Researchers from Shandong Agricultural University and the Chinese National Influenza Center discovered the virus as part of a pig surveillance program from 2011 to 2018. They collected more than 30,000 nasal swabs from pigs in slaughterhouses and veterinary teaching hospitals across 10 Chinese provinces.

They identified 179 swine influenza viruses from the samples, but not all represented a concern. Some only showed up one year or eventually declined to nonthreatening levels. But that wasn’t the case of the G4 virus, which kept showing up year after year, and even increasingly after 2016.

Additional tests indicated that the G4 virus can infect humans by binding to our cells and receptors, and it can replicate quickly inside our airway cells. And though G4 holds H1N1 genes, people who have received seasonal flu vaccines won’t have any immunity.

The G4 virus already appears to have infected humans in China, the researchers indicated. In Hebei and Shandong provinces, both places with high pig numbers, more than 10% of swine workers on pig farms and 4.4% of the general population tested positive in a survey from 2016 to 2018.
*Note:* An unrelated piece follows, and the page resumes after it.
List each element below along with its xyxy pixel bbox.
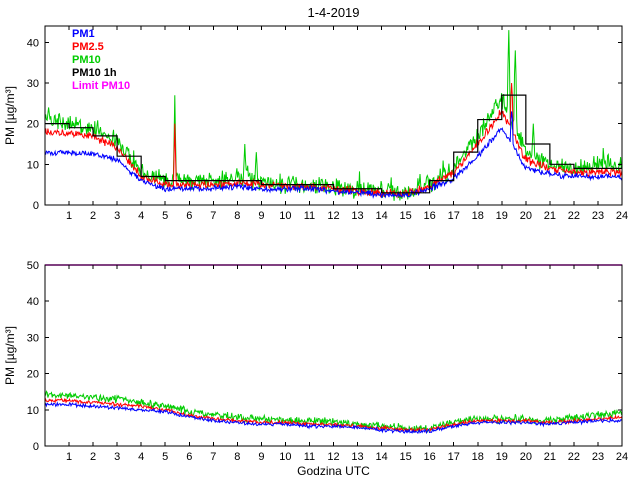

There is no evidence yet that G4 could spread from person to person, which perhaps is the most promising sign so far, said Carl Bergstrom, a professor of biology at the University of Washington. “This is not a new virus; it’s been very common in pigs since 2016,” he tweeted. “There’s no evidence that G4 is circulating in humans.”

Nevertheless, the researchers warned in the study that the virus was on the rise among pig populations, and could “pose a serious threat to human health” if not carefully monitored. Transmission of the virus from pig to human could “lead to severe infection and even death,” said the study, which called for greater control of the virus’ spread within pig populations.

Back in 2009, the H1N1 swine flu pandemic killed an estimated 151,700 to 575,400 people globally. In the aftermath, authorities and scientists stepped up surveillance of pig populations to watch for viruses with “pandemic potential.”

“Pig farming is a massive industry in China and pigs can be important hosts from which novel influenza viruses may emerge,” James Wood, Head of Veterinary Medicine at the University of Cambridge, told CNN. He said the study was a “salutary reminder that we are constantly at risk of a new emergence of zoonotic pathogens and that farmed animals, with which humans have greater contact than with wildlife, may act as the source for important pandemic viruses.”

The new study comes as the world still deals with the COVID-19 pandemic, which has now infected more than 10.3 million people globally and caused more than 505,000 deaths, according to data from Johns Hopkins University.

“It’s something that still is in the stage of examination,” Fauci said, referring to the dangers of G4. It’s not “an immediate threat where you’re seeing infections, but it’s something we need to keep our eye on, just the way we did in 2009 with the emergence of the swine flu.”

The study was published in the journal PNAS.